Butane, like it says on the label, is flammable, and pressurized containers are explosive. Google the words Butane, Marijuana, and Fire sometime. The results are scary. I took fifteen minutes to look online and found 7 separate incidents of fires and/or explosions related to butane hash extraction reported in the media in 2012 and 2013. And that's just from a quick look, though I did take time to make sure that they were indeed separate events.

It's not only the people who are making the stuff who are at risk. (Hopefully at least they understand and accept those risks.) Other people like neighbors, nearby tenants? No one asks them. In January of 2013, at least three lab fires and explosions took place in Southern California. In the incident at the end of the month, two people in Ocean Beach, near San Diego, California, suffered severe burns when their attempt to make oil resulted in an explosion. They were at a hotel, so at least their own homes weren't put at risk. The Los Angeles Times reported on January 30th, 2013, quote: "Windows were blown out of several rooms in the three-story Heritage Inn motel. Walls collapsed. A man staying in an adjacent room was injured by flying debris." End quote.

The question is begged: Why bother? Well, it's simple. BHO is powerful stuff, so it's a highly valued commodity. As Ngaio Bealum noted in a column in the Sacramento News & Review in March of 2012, quote: "According to Jeff Hatley at Sequoia Analytical Labs in Sacramento, most concentrated forms of cannabis, such as cold water hash or kief, contain between 15 to 60 percent tetrahydrocannabinol, or THC, the psychoactive chemical in cannabis. But BHO regularly tests much higher, at 30 to 75 percent." End quote.

BHO is effective, and efficient, but production should not be in the hands of just anyone. Serious safety precautions need to be taken, and they need to be taken seriously, by anyone trying this.
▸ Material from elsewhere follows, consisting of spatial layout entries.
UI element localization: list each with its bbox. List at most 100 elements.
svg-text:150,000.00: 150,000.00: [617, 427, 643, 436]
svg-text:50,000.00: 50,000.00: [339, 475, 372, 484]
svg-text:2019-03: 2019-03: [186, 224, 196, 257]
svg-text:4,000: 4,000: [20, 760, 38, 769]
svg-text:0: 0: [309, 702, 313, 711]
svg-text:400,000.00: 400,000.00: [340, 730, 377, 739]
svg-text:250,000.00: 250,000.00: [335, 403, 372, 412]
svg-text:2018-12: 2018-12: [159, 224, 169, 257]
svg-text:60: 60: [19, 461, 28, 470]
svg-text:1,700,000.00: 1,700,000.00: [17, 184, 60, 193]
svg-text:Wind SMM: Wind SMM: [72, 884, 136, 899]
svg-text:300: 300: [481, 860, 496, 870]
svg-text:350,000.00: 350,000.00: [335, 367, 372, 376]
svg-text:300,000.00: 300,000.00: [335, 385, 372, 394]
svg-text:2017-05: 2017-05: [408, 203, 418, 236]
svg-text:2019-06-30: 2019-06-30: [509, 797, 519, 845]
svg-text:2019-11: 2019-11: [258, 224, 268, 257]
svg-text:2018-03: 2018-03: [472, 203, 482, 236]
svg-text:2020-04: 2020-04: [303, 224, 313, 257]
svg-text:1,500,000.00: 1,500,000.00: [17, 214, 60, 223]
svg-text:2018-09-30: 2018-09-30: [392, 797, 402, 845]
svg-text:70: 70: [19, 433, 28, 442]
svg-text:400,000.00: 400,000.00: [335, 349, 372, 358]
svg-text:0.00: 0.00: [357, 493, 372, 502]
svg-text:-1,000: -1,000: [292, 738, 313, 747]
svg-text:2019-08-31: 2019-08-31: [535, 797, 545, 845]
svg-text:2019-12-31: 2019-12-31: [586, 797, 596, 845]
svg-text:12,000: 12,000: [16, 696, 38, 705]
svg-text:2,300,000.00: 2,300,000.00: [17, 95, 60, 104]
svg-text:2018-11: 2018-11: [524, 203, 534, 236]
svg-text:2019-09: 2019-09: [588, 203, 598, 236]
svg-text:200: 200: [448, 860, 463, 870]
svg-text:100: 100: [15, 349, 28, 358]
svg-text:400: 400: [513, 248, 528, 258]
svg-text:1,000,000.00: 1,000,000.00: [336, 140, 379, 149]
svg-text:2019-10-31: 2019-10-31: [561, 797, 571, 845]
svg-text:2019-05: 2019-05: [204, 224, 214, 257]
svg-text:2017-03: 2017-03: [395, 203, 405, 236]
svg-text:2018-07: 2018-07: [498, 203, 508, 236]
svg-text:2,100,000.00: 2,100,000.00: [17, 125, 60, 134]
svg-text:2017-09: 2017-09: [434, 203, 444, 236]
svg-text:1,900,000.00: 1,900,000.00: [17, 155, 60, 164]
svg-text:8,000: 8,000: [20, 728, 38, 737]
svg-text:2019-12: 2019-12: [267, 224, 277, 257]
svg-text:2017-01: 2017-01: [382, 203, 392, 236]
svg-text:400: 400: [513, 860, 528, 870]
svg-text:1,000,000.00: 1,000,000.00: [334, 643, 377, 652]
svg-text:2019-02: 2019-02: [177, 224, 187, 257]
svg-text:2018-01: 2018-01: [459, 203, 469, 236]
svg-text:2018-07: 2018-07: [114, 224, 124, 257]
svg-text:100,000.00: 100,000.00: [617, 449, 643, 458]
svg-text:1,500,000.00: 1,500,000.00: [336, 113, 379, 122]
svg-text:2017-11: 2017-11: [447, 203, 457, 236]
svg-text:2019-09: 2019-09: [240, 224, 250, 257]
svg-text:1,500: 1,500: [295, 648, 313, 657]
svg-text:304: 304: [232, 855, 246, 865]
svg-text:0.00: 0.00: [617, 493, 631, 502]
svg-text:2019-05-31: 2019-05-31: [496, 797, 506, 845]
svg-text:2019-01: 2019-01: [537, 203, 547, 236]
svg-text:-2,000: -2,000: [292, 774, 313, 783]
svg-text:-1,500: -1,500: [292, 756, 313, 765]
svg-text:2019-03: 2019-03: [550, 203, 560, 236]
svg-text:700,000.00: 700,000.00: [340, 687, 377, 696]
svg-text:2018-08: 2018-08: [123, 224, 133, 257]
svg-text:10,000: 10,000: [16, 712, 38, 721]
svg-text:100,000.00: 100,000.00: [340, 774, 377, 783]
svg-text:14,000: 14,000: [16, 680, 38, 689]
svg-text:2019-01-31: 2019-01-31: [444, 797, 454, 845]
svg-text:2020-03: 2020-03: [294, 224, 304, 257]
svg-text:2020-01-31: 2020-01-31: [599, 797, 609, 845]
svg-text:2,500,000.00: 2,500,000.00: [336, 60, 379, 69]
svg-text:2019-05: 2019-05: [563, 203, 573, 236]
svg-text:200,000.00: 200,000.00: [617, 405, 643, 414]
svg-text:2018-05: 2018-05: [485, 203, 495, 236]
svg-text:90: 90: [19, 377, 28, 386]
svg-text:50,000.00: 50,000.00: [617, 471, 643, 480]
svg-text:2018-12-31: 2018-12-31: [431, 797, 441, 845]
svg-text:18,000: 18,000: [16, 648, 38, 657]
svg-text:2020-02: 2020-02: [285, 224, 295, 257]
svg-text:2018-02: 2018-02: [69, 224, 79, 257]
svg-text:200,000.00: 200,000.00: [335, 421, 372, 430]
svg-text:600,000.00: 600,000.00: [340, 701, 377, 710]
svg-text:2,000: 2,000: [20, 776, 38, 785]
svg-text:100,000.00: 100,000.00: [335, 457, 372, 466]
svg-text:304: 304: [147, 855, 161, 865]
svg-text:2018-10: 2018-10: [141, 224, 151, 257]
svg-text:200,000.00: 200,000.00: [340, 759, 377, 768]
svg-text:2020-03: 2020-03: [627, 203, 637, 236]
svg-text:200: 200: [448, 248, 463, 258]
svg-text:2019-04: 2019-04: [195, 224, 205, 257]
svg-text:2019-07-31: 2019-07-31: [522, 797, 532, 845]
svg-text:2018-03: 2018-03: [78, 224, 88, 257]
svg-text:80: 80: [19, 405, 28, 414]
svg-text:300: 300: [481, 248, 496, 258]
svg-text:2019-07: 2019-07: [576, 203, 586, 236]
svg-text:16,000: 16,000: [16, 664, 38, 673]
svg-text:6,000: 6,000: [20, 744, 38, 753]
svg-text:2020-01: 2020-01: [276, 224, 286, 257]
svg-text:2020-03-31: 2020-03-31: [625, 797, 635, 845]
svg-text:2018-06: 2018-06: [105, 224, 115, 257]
On the other hand, why bother with butane? There is an alternative. CO2 Carbon Dioxide for folks who didn't take advanced chemistry can also be used to extract oil from whole-plant cannabis. CO2 is a nonflammable gas and presents less of a risk than butane. Supercritical CO2 extraction is the technique which GW Pharmaceuticals reportedly uses to manufacture Sativex. It may be more complex, but fewer buildings blow up and catch fire. Seems like a fair trade.

For the Drug Truth Network, this is Doug McVay with Common Sense for Drug Policy and Drug War Facts.

-----------------------

DEAN BECKER: Here to close us out Chief Greenbud and his song "Its' 4:20 Somewhere"

-----------------------

[music]

If you watch the clock to smoke your pot
You should know you’re not alone.

If you’re grass is like most it’s hydro-grown
That gets you stoned.

If you’re counting the hours, watching the minutes
For that special time when everyone hits it

Take it from me you’re really not that far away.

Roll me something fat and green
pack me a bowl or fill me a bong
It only comes twice a day but I don’t care
It’s 4:20 somewhere.

This smoke break is going to make my afternoon
When I get high even if it’s my last bud I smoke it up
It will be alright.

I’ve been sitting here waiting for what seems like a year
My Jamaican connection said he’d meet me here.
If the phone’s for me tell him he better be on his way.

Roll me something fat and long
Pack me a bowl, fill me a bong
It only come twice a day but I don’t care
It’s 4:20 somewhere.

I spent all my cash, replenished my stash
But it’s only a quarter of 2
At a moment like this I can’t help but wonder –
What would Willie do??

He’d say “Fire that thing up”

Roll me something fat and long
Pack me a bowl, fill me a bong.
It only comes twice a day but I don’t care

Roll me something fat and long
Pack me a bowl, fill me a bong.
It only comes twice a day but I don’t care
I don’t care…
It’s 4:20 somewhere.

-----------------------

DEAN BECKER: Well that’s it. I hope you enjoyed today’s edition of Cultural Baggage. I hope it woke you up to a few more facts about this drug war, the inequity, the inequality, the bigotry, the hatred, the eternal nature of this beast.

As always I remind you that because of prohibition you don’t know what’s in that bag. Please, be careful.

For the Drug Truth Network this is Dean Becker asking you to examine our policy of drug prohibition – the Century of Lies.

The Drug Truth programs are archived at the James A. Baker, III Institute for Policy Studies.